Witnesses rejoice when a child is born. In the Bible God's people rejoiced over the birth of their children, especially their firstborn. Even Jesus showed that childbirth was a blessed, happy event among God's people (Lk 1:57,58; 2:9-14; Jn 16:21).
Just looking at the birth of Christ would tell you that it was OK for God's people to rejoice and gather together in celebration of a birth. God Himself rejoiced when Jesus was born. The angels rejoiced and gathered together and even invited the shepherds to gather!
On the other hand, you will also note that there is not even one example in the Bible of God's faithful servants who commemorated the "birthday" of anyone. Jehovah's people celebrated other anniversaries but they did not memorialize the date of birth (Jn 10:22,23).
The idea of elevating an individual just because he was born is contrary to Christian principles. Birthdays are rooted in selfish pride. Jesus gave us a guiding principle of humility not self-exaltation (Mt. 23:12; Gal. 5:26).
While we might be able to avoid the egotistical aspect, a bigger principle is involved. It is a matter of practicing unadulterated True Worship. Celebrating birthdays was unheard of by God's people for hundreds of years after Christ and only came about with the corruption of True Christianity by false teachers.
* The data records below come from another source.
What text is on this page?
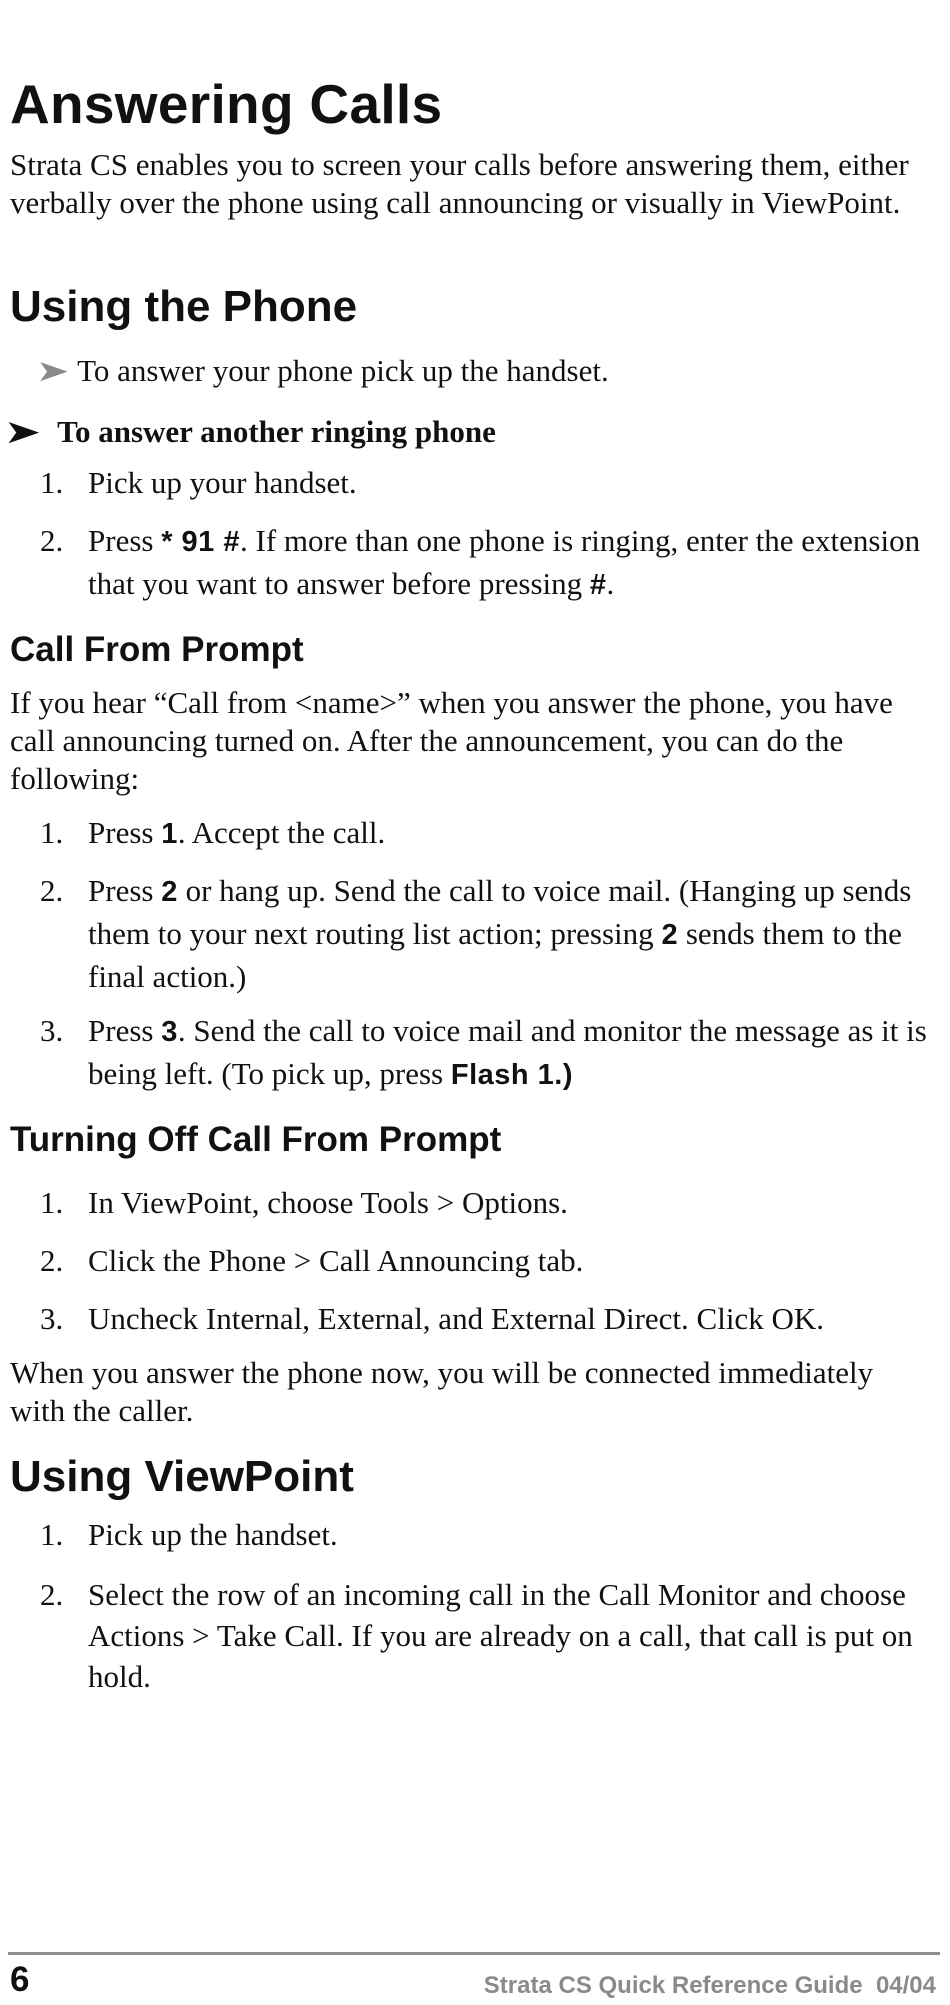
Answering Calls

Strata CS enables you to screen your calls before answering them, either verbally over the phone using call announcing or visually in ViewPoint.

Using the Phone
➤ To answer your phone pick up the handset.
➤ To answer another ringing phone
1. Pick up your handset.
2. Press * 91 #. If more than one phone is ringing, enter the extension that you want to answer before pressing #.
Call From Prompt

If you hear “Call from <name>” when you answer the phone, you have call announcing turned on. After the announcement, you can do the following:

1. Press 1. Accept the call.
2. Press 2 or hang up. Send the call to voice mail. (Hanging up sends them to your next routing list action; pressing 2 sends them to the final action.)
3. Press 3. Send the call to voice mail and monitor the message as it is being left. (To pick up, press Flash 1.)
Turning Off Call From Prompt
1. In ViewPoint, choose Tools > Options.
2. Click the Phone > Call Announcing tab.
3. Uncheck Internal, External, and External Direct. Click OK.

When you answer the phone now, you will be connected immediately with the caller.

Using ViewPoint
1. Pick up the handset.
2. Select the row of an incoming call in the Call Monitor and choose Actions > Take Call. If you are already on a call, that call is put on hold.
6	Strata CS Quick Reference Guide 04/04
Just the slightest research would tell you that celebrating birthdays is not a practice for True Christianity:
"The celebration of birthdays has been borrowed from the practices of other nations, as no mention is made of this custom in The Bible... In fact, it was an ancient Egyptian custom."--Customs and Traditions of Israel
"Early Christians did not celebrate the birth of Christ. Birthdays in themselves were associated with pagan practices; the Gospels say nothing about the actual date of Christ's birth."--The Making of the Modern Christmas, by Golby and Purdue
"The later Hebrews looked on the celebration of birthdays as a part of idolatrous worship."--The Imperial Bible- Dictionary
One periodical stated: "The various customs with which people today celebrate their birthdays have a long history. Their origins lie in the realm of magic and religion. The customs of offering congratulations, presenting gifts and celebrating - complete with lighted candles - in ancient times were meant to protect the birthday celebrant from the demons and to ensure his security for the coming year. . . . Down to the fourth century Christianity rejected the birthday celebration as a pagan custom."
"Birthday greetings and wishes for happiness are an intrinsic part of this holiday. . . . originally the idea was rooted in magic. The working of spells for good and evil is the chief usage of witchcraft. One is especially susceptible to such spells on his birthday, as one's personal spirits are about at the time. . . . Birthday greetings have power for good or ill because one is closer to the spirit world on this day....The keeping of birthday records was important in ancient times principally because a birth date was essential for the casting of a horoscope."--The Lore of Birthdays
Celebrating birthdays was adopted from superstition and false religion which corrupted true Christianity.
The Israelites also adopted a religious practice which they renamed as "a festival to Jehovah" and "sat down to eat and drink and to have a good time" (Ex.32:1-35). Even though the Israelites used this festival to worship the True God, God still viewed this as idolatry, and that is also true of customs today that are clearly derived from false religious practices (Lev.18:3; Deut.12:30, 31; Jer. 10:2; 1Cor.10:6-11). True Christians will listen to God's thinking and avoid any association with idolatrous, corruptive non-Christian practices in their pure worship of the True God.
We are told: "Therefore get out from among them, and separate yourselves, says Jehovah, and quit touching the unclean thing; and I will take you in."-2 Cor. 6:14-18, Isa.52:11; Gal.5:9)
The only birthday celebrations of Biblical record are of pagans and linked to instances of cruelty. Hence, the Scriptures clearly place birthday celebrations in a negative light, a fact that sincere Christians do not disregard.
Consequently, while it is entirely a private matter if Christians choose to take note of baby showers or wedding anniversaries, there are good reasons why mature Christians abstain from celebrating birthdays.
As a side note, pointing to the "wise men" as a reason to celebrate birthdays requires us to be ignorant of the Scriptures. First, they were not "wise men" but "magi" or astrologers and thus were not worshipers of the True God. Second, they were not even around at the time of Christ's birth and so their gifts were not for his "birthday." Notice that he was in a "house" and is described as a "young child," not as a newborn baby.—Mat 2:1-10.